By Aaron Kesel
Police in Florida are investigating whether Alexa can be a witness to a possible murder and are attempting to use the smart device for its knowledge on the death.
In July, Sylvia Galva Crespo, 32, was killed by a spear to the chest at home in her Hallandale Beach, Florida, north of Miami, in which her husband, Adam Crespo, 43, stated was a mysterious accident.
Police believe that the smart device in the home at the time may have heard and recorded something relevant during the fatal altercation when the couple argued after a night out, the Sun Sentinel reported.
“It is believed that evidence of crimes, audio recordings capturing the attack on victim Silvia Crespo that occurred in the main bedroom … may be found on the server maintained by or for Amazon,” police wrote in a legal filing.
Adam Crespo is charged with second-degree murder. Despite this, Crespo is free on $65,000 bond and denies the murder of his wife.
“We did receive recordings, and we are in the process of analyzing the information that was sent to us,” the Hallandale Beach police department spokesman, Sgt Pedro Abut, told the Sun Sentinel.
Crespo’s attorney, Christopher O’Toole, stated that if the recordings are released he believes that the evidence will exonerate his client.
“We want to hear these recordings as well,” O’Toole said in an interview with NBC’s “Weekend Today” show. “I believe in my client’s innocence 100 percent. And I think that these recordings are only going to help us.”
This is not the first time Alexa recordings were requested to dig deeper into a murder investigation. In 2015, prosecutors in Arkansas asked Amazon to hand over recordings from an Echo device at the home of James Bates, who was charged in the death of his friend former police officer Victor Collins, as Activist Post reported.
Collins was found dead in Bates’ hot tub in November 2015, court documents obtained by the Arkansas Democrat-Gazette said the man died from strangulation with drowning as a secondary cause of death.
Bates stated at the time he was innocent and was in bed when Collins and another friend were in his hot tub fooling around. Bates said he called the police when he woke up the next morning and found Collins’ body.
Amazon turned over the recordings only after Bates’ legal team consented, according to the Democrat-Gazette. Prosecutors said the recordings contained no evidence, and a judge eventually dismissed charges against Bates.
The murder cases in Arkansas and Florida aren’t the only cases that have tried to utilize Amazon Alexa as a witness. Another case in New Hampshire of the murder of two women has also previously been in the spotlight.
Last year, it was reported that Timothy Verrill was accused of stabbing Christine Sullivan and Jenna Pellegrini to death over suspicion that one of them was a police informant. Just like the other cases an Amazon Echo was present at the crime scene which was a double homicide. A state judge ordered Amazon to turn over the recordings in that case as well, Tech Crunch reported.
In the New Hampshire case and all others Amazon has made their statement clear:
Amazon will not release customer information without a valid and binding legal demand properly served on us. … Amazon objects to overbroad or otherwise inappropriate demands as a matter of course.

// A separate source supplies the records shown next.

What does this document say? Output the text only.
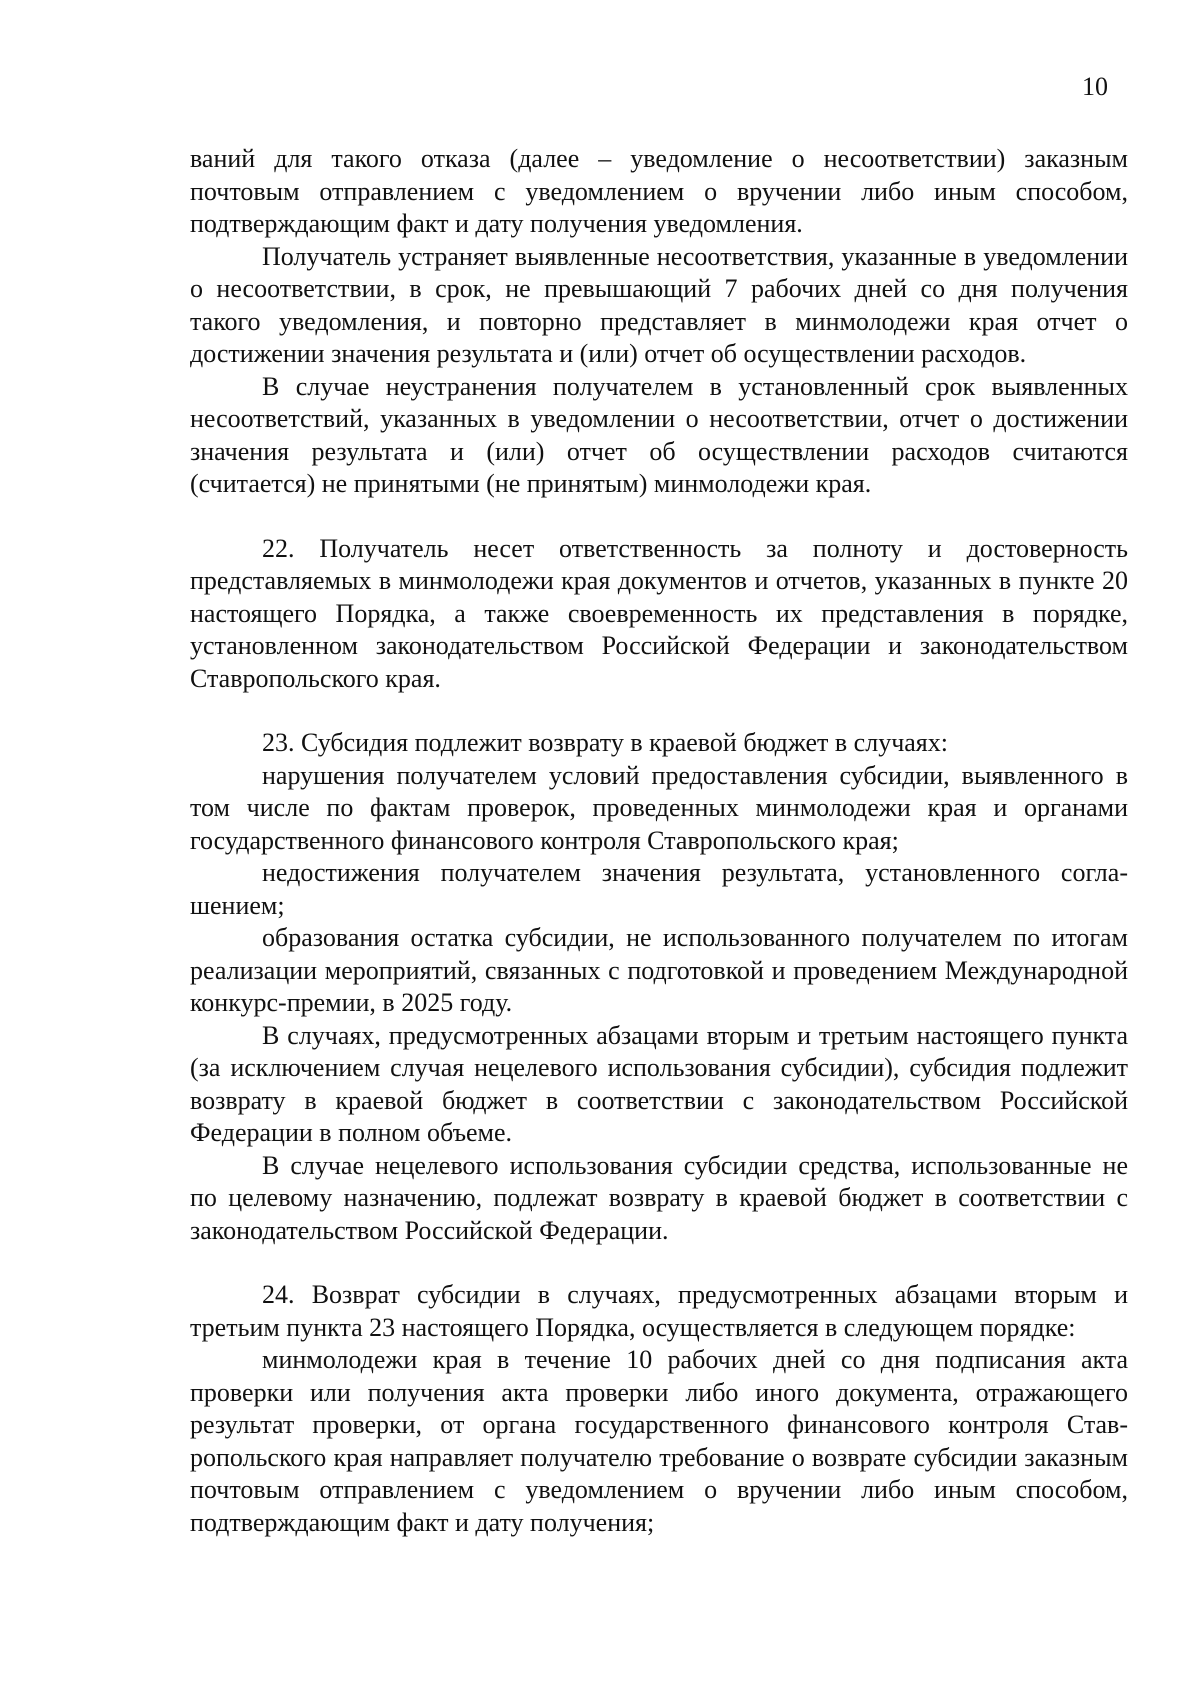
10

ваний для такого отказа (далее – уведомление о несоответствии) заказным почтовым отправлением с уведомлением о вручении либо иным способом, подтверждающим факт и дату получения уведомления.

Получатель устраняет выявленные несоответствия, указанные в уведомлении о несоответствии, в срок, не превышающий 7 рабочих дней со дня получения такого уведомления, и повторно представляет в минмолодежи края отчет о достижении значения результата и (или) отчет об осуществлении расходов.

В случае неустранения получателем в установленный срок выявленных несоответствий, указанных в уведомлении о несоответствии, отчет о достижении значения результата и (или) отчет об осуществлении расходов считаются (считается) не принятыми (не принятым) минмолодежи края.

22. Получатель несет ответственность за полноту и достоверность представляемых в минмолодежи края документов и отчетов, указанных в пункте 20 настоящего Порядка, а также своевременность их представления в порядке, установленном законодательством Российской Федерации и законодательством Ставропольского края.

23. Субсидия подлежит возврату в краевой бюджет в случаях:

нарушения получателем условий предоставления субсидии, выявленного в том числе по фактам проверок, проведенных минмолодежи края и органами государственного финансового контроля Ставропольского края;

недостижения получателем значения результата, установленного соглашением;

образования остатка субсидии, не использованного получателем по итогам реализации мероприятий, связанных с подготовкой и проведением Международной конкурс-премии, в 2025 году.

В случаях, предусмотренных абзацами вторым и третьим настоящего пункта (за исключением случая нецелевого использования субсидии), субсидия подлежит возврату в краевой бюджет в соответствии с законодательством Российской Федерации в полном объеме.

В случае нецелевого использования субсидии средства, использованные не по целевому назначению, подлежат возврату в краевой бюджет в соответствии с законодательством Российской Федерации.

24. Возврат субсидии в случаях, предусмотренных абзацами вторым и третьим пункта 23 настоящего Порядка, осуществляется в следующем порядке:

минмолодежи края в течение 10 рабочих дней со дня подписания акта проверки или получения акта проверки либо иного документа, отражающего результат проверки, от органа государственного финансового контроля Ставропольского края направляет получателю требование о возврате субсидии заказным почтовым отправлением с уведомлением о вручении либо иным способом, подтверждающим факт и дату получения;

Alexa being used in court trials is nothing new, thus far using the device for prosecution in various cases has failed. However, that could change and if someone is prosecuted based off recorded audio or video from a “smart device,” one single case could set a precedent for the future. If a precedent is set, this could allow police to use any recorded audio/video in the future during a criminal proceeding.
That means everything from doorbells like Amazon’s Ring surveillance network that connect directly to smartphone apps, fridges with built-in cameras, and even washing machines and smart light bulbs are now potential witnesses in court. We don’t think even George Orwell could have predicted that we would be spied on by our appliances. This is a massive potential overreach by police investigators.

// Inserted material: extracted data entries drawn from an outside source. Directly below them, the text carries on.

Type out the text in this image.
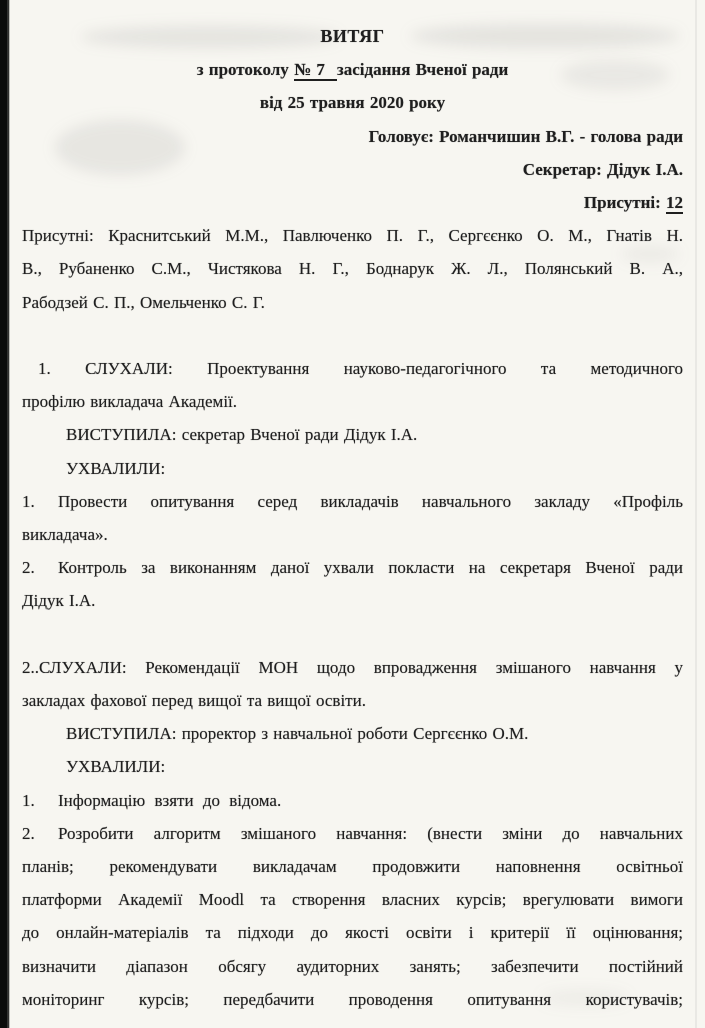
ВИТЯГ
з протоколу № 7 засідання Вченої ради
від 25 травня 2020 року
Головує: Романчишин В.Г. - голова ради
Секретар: Дідук І.А.
Присутні: 12
Присутні: Краснитський М.М., Павлюченко П. Г., Сергєєнко О. М., Гнатів Н.
В., Рубаненко С.М., Чистякова Н. Г., Боднарук Ж. Л., Полянський В. А.,
Рабодзей С. П., Омельченко С. Г.
1. СЛУХАЛИ: Проектування науково-педагогічного та методичного
профілю викладача Академії.
ВИСТУПИЛА: секретар Вченої ради Дідук І.А.
УХВАЛИЛИ:
1. Провести опитування серед викладачів навчального закладу «Профіль
викладача».
2. Контроль за виконанням даної ухвали покласти на секретаря Вченої ради
Дідук І.А.
2..СЛУХАЛИ: Рекомендації МОН щодо впровадження змішаного навчання у
закладах фахової перед вищої та вищої освіти.
ВИСТУПИЛА: проректор з навчальної роботи Сергєєнко О.М.
УХВАЛИЛИ:
1. Інформацію взяти до відома.
2. Розробити алгоритм змішаного навчання: (внести зміни до навчальних
планів; рекомендувати викладачам продовжити наповнення освітньої
платформи Академії Moodl та створення власних курсів; врегулювати вимоги
до онлайн-матеріалів та підходи до якості освіти і критерії її оцінювання;
визначити діапазон обсягу аудиторних занять; забезпечити постійний
моніторинг курсів; передбачити проводення опитування користувачів;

Robot witnesses are the least of our worries, soon there could be artificial intelligence helping judge court cases. In fact, it is already happening already in China, and Estonia has plans to use A.I. in less serious cases.
If all police need to prove is probable cause of the underlying crime in the vicinity of the device, they could demand all available smart data after all suspected crimes. That would mean if police have probable cause that a suspect is using drugs in their own home with an Echo device, police could demand information hoping that the device caught incriminating messages. Another scenario would be if police suspect domestic violence, but have nothing concrete so they turn to the smart device praying that it has recordings. Essentially probable cause of a crime would then be substituted for probable cause that the a smart device has information about a crime. If that’s not Orwellian then I don’t know what is.